The Death of Rats shifted a gear lever and began to pedal again.
SQUEAK, it commanded. Death obediently leaned closer.
This time the needle went only as high as 40 percent.
Death leaned closer still.
The eight pieces of carpet that had been buttered this time were, in their entirety, the pieces that had been missed first time round.
Spidery cogwheels whirred in the machine. A sign emerged, rather shakily, on springs, with an effect that was the visual equivalent of the word “boing”.
A moment later two sparklers spluttered fitfully into life and sizzled away on either side of the word MALIGNITY.
Death nodded. It was just as he'd suspected.
He crossed his study, the Death of Rats scampering ahead of him, and reached a full-length mirror. It was dark, like the bottom of a well. There was a pattern of skulls and bones around the frame, for the sake of appearances; Death could not look himself in the skull in a mirror with cherubs and roses around it.
The Death of Rats climbed the frame in a scrabble of claws and looked at Death expectantly from the top. Quoth fluttered over, and pecked briefly at his own reflection, on the basis that anything was worth a try.
SHOW ME, said Death. SHOW ME… MY THOUGHTS.
A chessboard appeared, but it was triangular, and so big that only the nearest point could be seen.
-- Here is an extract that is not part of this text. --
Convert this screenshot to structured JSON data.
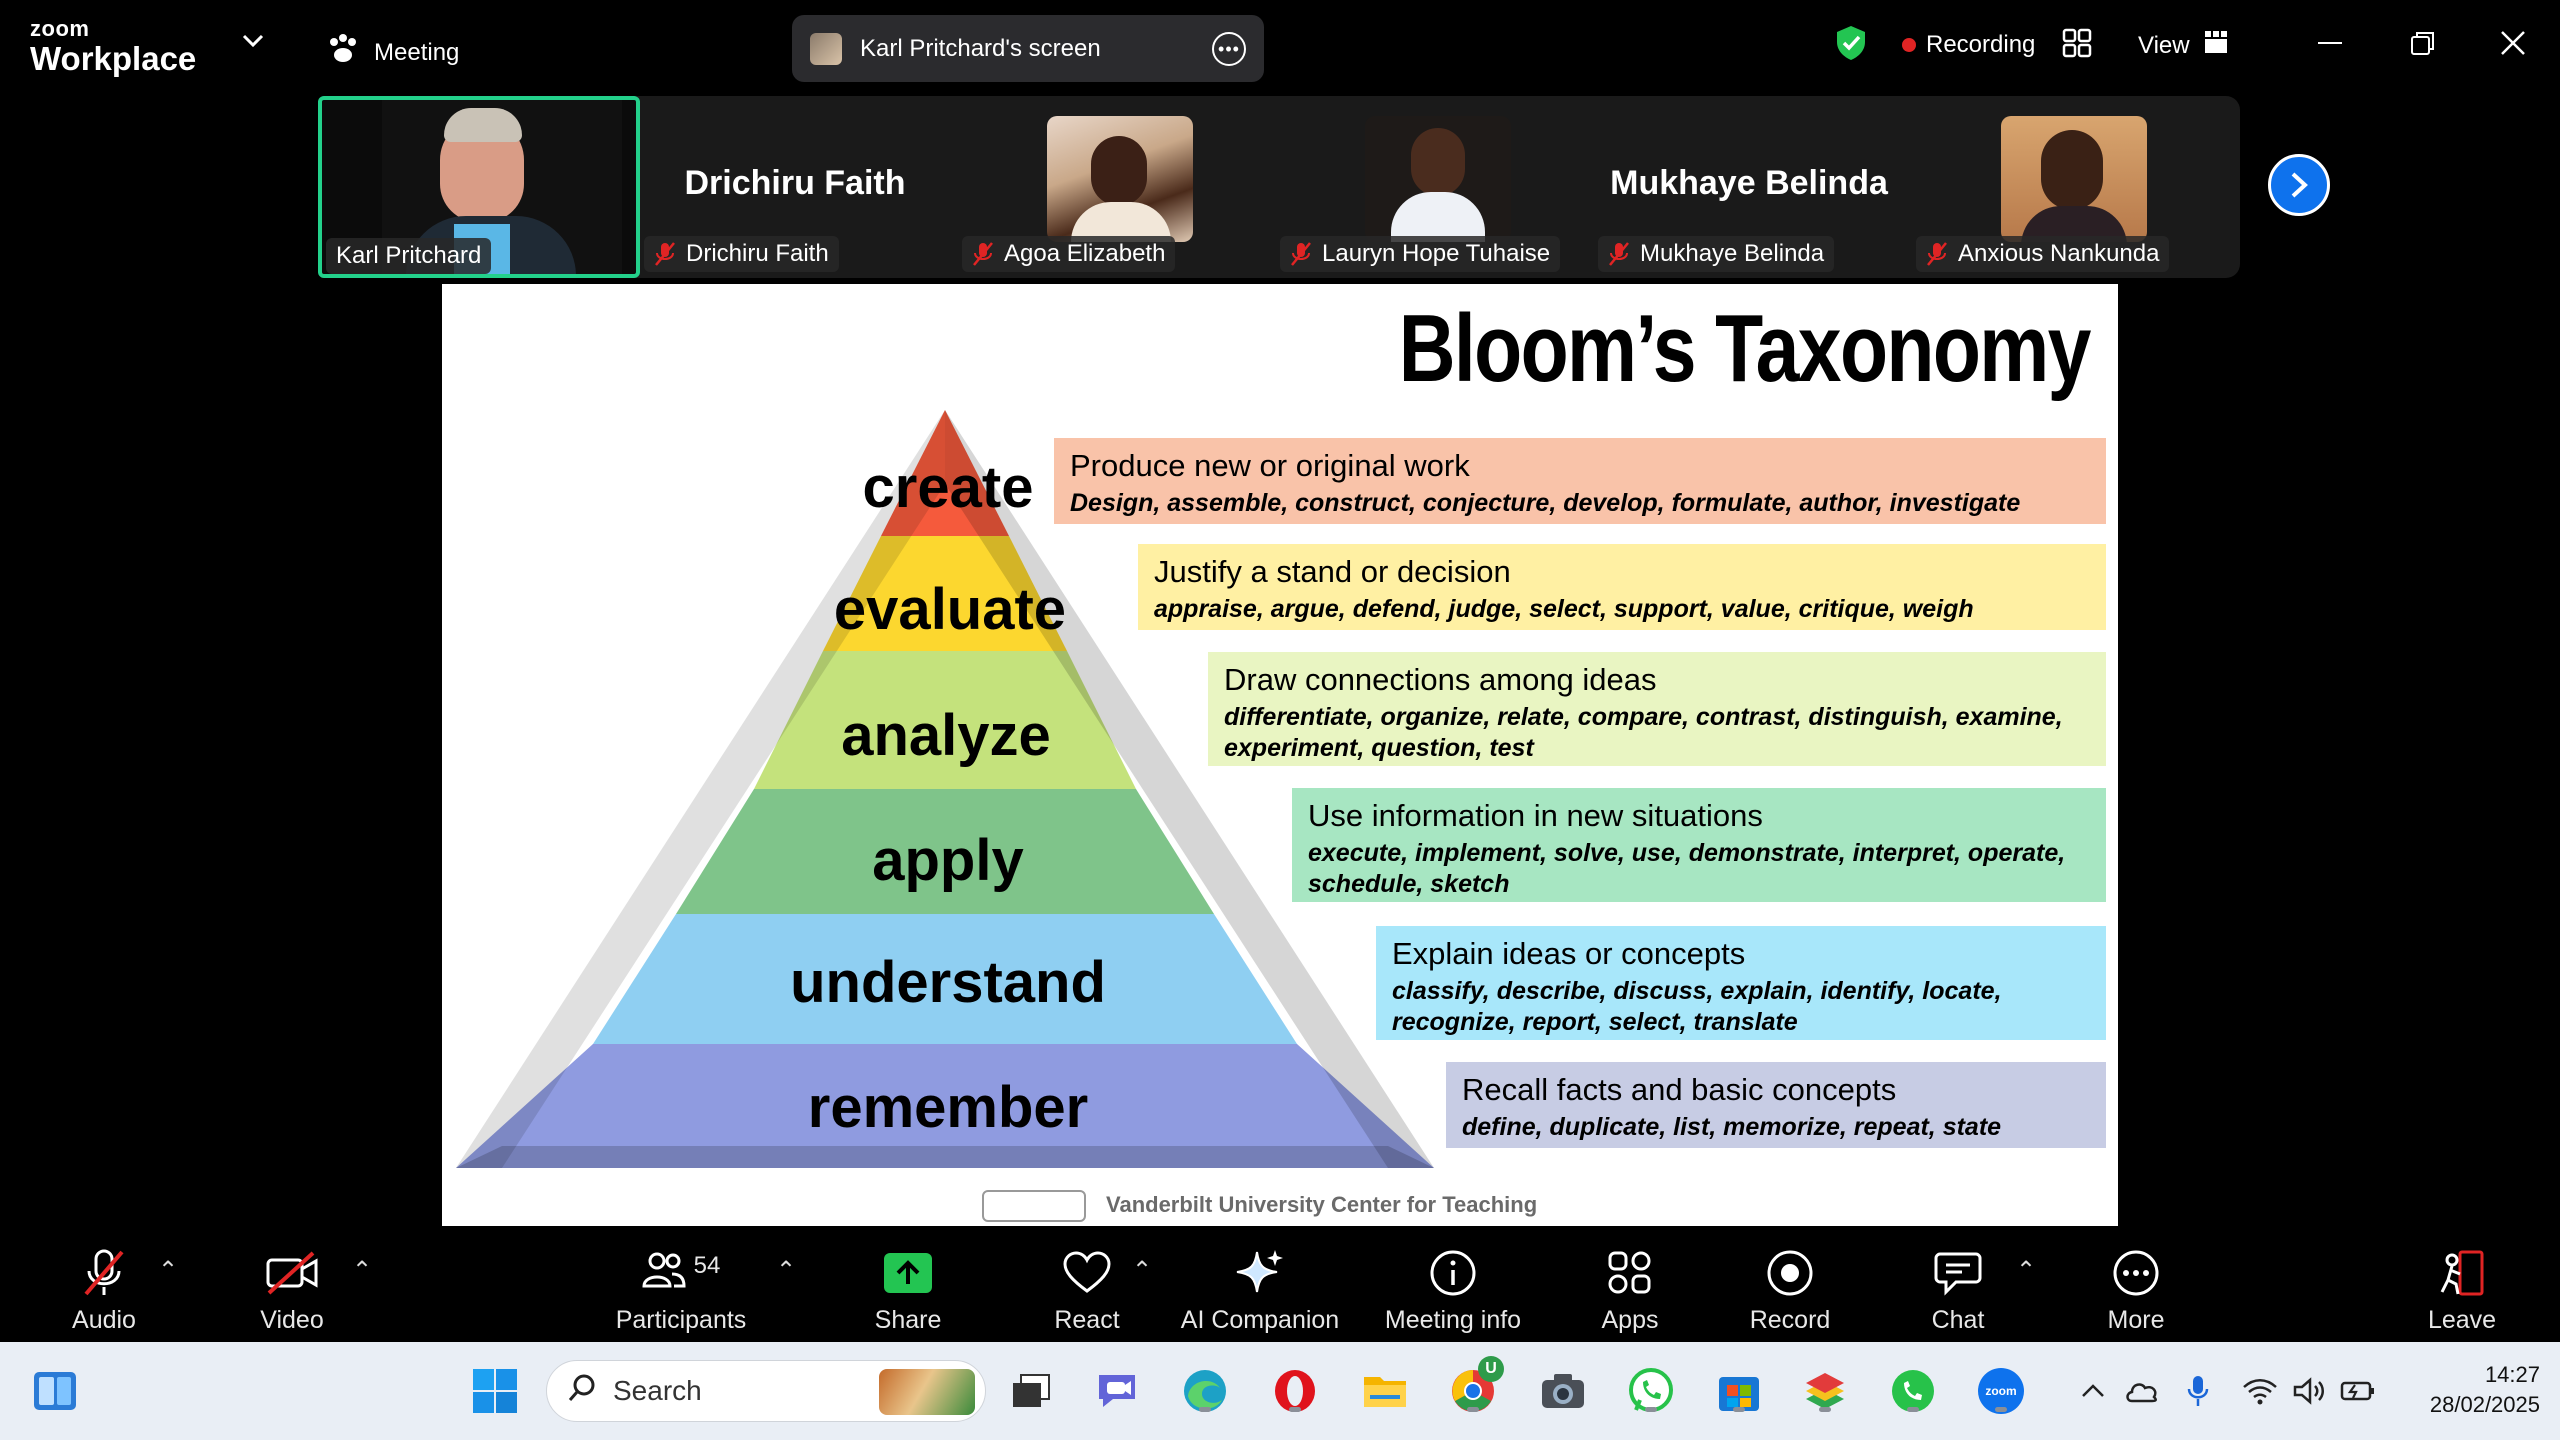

Right on this point was the world—turtle, elephants, the little orbiting sun and all. It was the Discworld, which existed only just this side of total improbability and, therefore, in border country. In border country the border gets crossed, and sometimes things creep into the universe that have rather more on their mind than a better life for their children and a wonderful future in the fruit-picking and domestic service industries.
On every other black or white triangle of the chessboard, all the way to infinity, was a small grey shape, rather like an empty hooded robe.